For me, I typically leave the house before 7:00 am and am lucky to be home by 6:00 doing a max of 3 dives a day for each student. The drive sucks, but instructing is a commitment. If you can't manage two days for what should be the most important training a diver receives, I'd rather you take up knitting and not waste my time.
But, it certainly would make it easier for instructors
I'm truly hoping the OP was meant as satire ...
The best way to improve the scuba industry would be to address why there's such a high drop-out rate among those who are currently receiving training. Something like 3 out of every 4 divers who get certified in a given year are not diving a year later. Why is that?
My take is that it's because their training wasn't adequate to teach them how to be comfortable being underwater ... and nobody's going to pay big bucks to go do something that makes them uncomfortable. So they go off and find something else to do.

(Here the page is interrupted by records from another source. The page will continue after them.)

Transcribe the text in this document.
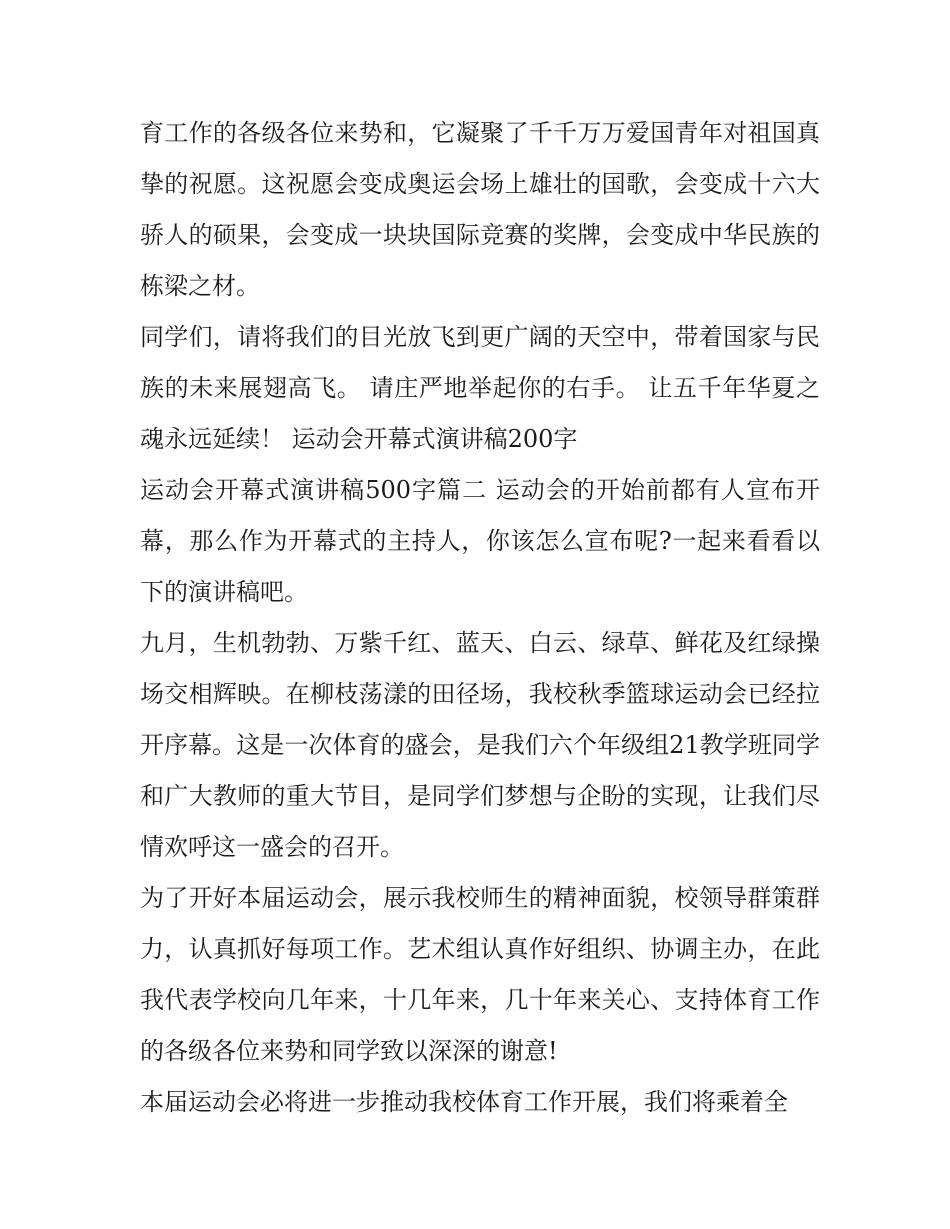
育工作的各级各位来势和，它凝聚了千千万万爱国青年对祖国真挚的祝愿。这祝愿会变成奥运会场上雄壮的国歌，会变成十六大骄人的硕果，会变成一块块国际竞赛的奖牌，会变成中华民族的栋梁之材。

同学们，请将我们的目光放飞到更广阔的天空中，带着国家与民族的未来展翅高飞。 请庄严地举起你的右手。 让五千年华夏之魂永远延续！ 运动会开幕式演讲稿200字

运动会开幕式演讲稿500字篇二 运动会的开始前都有人宣布开幕，那么作为开幕式的主持人，你该怎么宣布呢?一起来看看以下的演讲稿吧。

九月，生机勃勃、万紫千红、蓝天、白云、绿草、鲜花及红绿操场交相辉映。在柳枝荡漾的田径场，我校秋季篮球运动会已经拉开序幕。这是一次体育的盛会，是我们六个年级组21教学班同学和广大教师的重大节目，是同学们梦想与企盼的实现，让我们尽情欢呼这一盛会的召开。

为了开好本届运动会，展示我校师生的精神面貌，校领导群策群力，认真抓好每项工作。艺术组认真作好组织、协调主办，在此我代表学校向几年来，十几年来，几十年来关心、支持体育工作的各级各位来势和同学致以深深的谢意!

本届运动会必将进一步推动我校体育工作开展，我们将乘着全
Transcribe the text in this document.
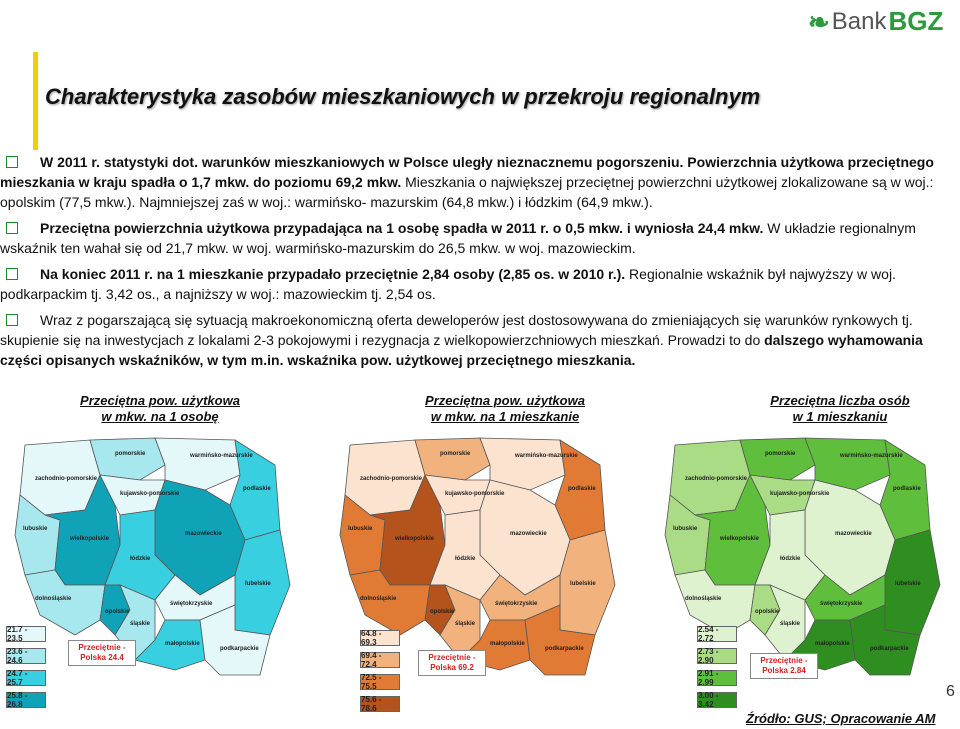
❧ Bank BGZ
Charakterystyka zasobów mieszkaniowych w przekroju regionalnym
W 2011 r. statystyki dot. warunków mieszkaniowych w Polsce uległy nieznacznemu pogorszeniu. Powierzchnia użytkowa przeciętnego mieszkania w kraju spadła o 1,7 mkw. do poziomu 69,2 mkw. Mieszkania o największej przeciętnej powierzchni użytkowej zlokalizowane są w woj.: opolskim (77,5 mkw.). Najmniejszej zaś w woj.: warmińsko- mazurskim (64,8 mkw.) i łódzkim (64,9 mkw.).
Przeciętna powierzchnia użytkowa przypadająca na 1 osobę spadła w 2011 r. o 0,5 mkw. i wyniosła 24,4 mkw. W układzie regionalnym wskaźnik ten wahał się od 21,7 mkw. w woj. warmińsko-mazurskim do 26,5 mkw. w woj. mazowieckim.
Na koniec 2011 r. na 1 mieszkanie przypadało przeciętnie 2,84 osoby (2,85 os. w 2010 r.). Regionalnie wskaźnik był najwyższy w woj. podkarpackim tj. 3,42 os., a najniższy w woj.: mazowieckim tj. 2,54 os.
Wraz z pogarszającą się sytuacją makroekonomiczną oferta deweloperów jest dostosowywana do zmieniających się warunków rynkowych tj. skupienie się na inwestycjach z lokalami 2-3 pokojowymi i rezygnacja z wielkopowierzchniowych mieszkań. Prowadzi to do dalszego wyhamowania części opisanych wskaźników, w tym m.in. wskaźnika pow. użytkowej przeciętnego mieszkania.
Przeciętna pow. użytkowa
w mkw. na 1 osobę
Przeciętna pow. użytkowa
w mkw. na 1 mieszkanie
Przeciętna liczba osób
w 1 mieszkaniu
zachodnio-pomorskie
pomorskie	warmińsko-mazurskie
podlaskie
lubuskie
wielkopolskie
kujawsko-pomorskie
mazowieckie
łódzkie
lubelskie
dolnośląskie
opolskie
śląskie
świętokrzyskie
małopolskie
podkarpackie
zachodnio-pomorskie
pomorskie	warmińsko-mazurskie
podlaskie
lubuskie
wielkopolskie
kujawsko-pomorskie
mazowieckie
łódzkie
lubelskie
dolnośląskie
opolskie
śląskie
świętokrzyskie
małopolskie
podkarpackie
zachodnio-pomorskie
pomorskie	warmińsko-mazurskie
podlaskie
lubuskie
wielkopolskie
kujawsko-pomorskie
mazowieckie
łódzkie
lubelskie
dolnośląskie
opolskie
śląskie
świętokrzyskie
małopolskie
podkarpackie
21.7 - 23.5
23.6 - 24.6
24.7 - 25.7
25.8 - 26.8
64.8 - 69.3
69.4 - 72.4
72.5 - 75.5
75.6 - 78.6
2.54 - 2.72
2.73 - 2.90
2.91 - 2.99
3.00 - 3.42
Przeciętnie - Polska 24.4	Przeciętnie - Polska 69.2
Przeciętnie - Polska 2.84
6
Źródło: GUS; Opracowanie AM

Quick and easy seems like a good idea to the retailers and scuba instructors ... and for sure cutting yet another day out of the class will mean more money for the people providing them. But it's a disservice to your customers.
As an instructor, you should understand why the 3-dive limit exists. There are several good reasons for it ... in my area, a student in a wetsuit is going to run out of thermal units long before they could manage four dives. But whatever the environment, the biggest concern is retention. New divers get tired after a couple of dives ... and a tired diver isn't going to be learning much. Sure, you can probably coax them through the required "skills" ... but what they'll be doing at that point is mimicking, not learning ... and put them in the same situation a week later and they won't remember what to do.
That isn't how to improve the scuba industry ... that's a great way to make it sicker than it already is.
Someone mentioned that if a student cannot commit to two days of checkout dives, they shouldn't be doing this activity. I think that applies even moreso to the instructor. If an instructor cannot be bothered with the expense and inconvenience of a mere two days of in-water training at the OW level, then perhaps they shouldn't be instructing.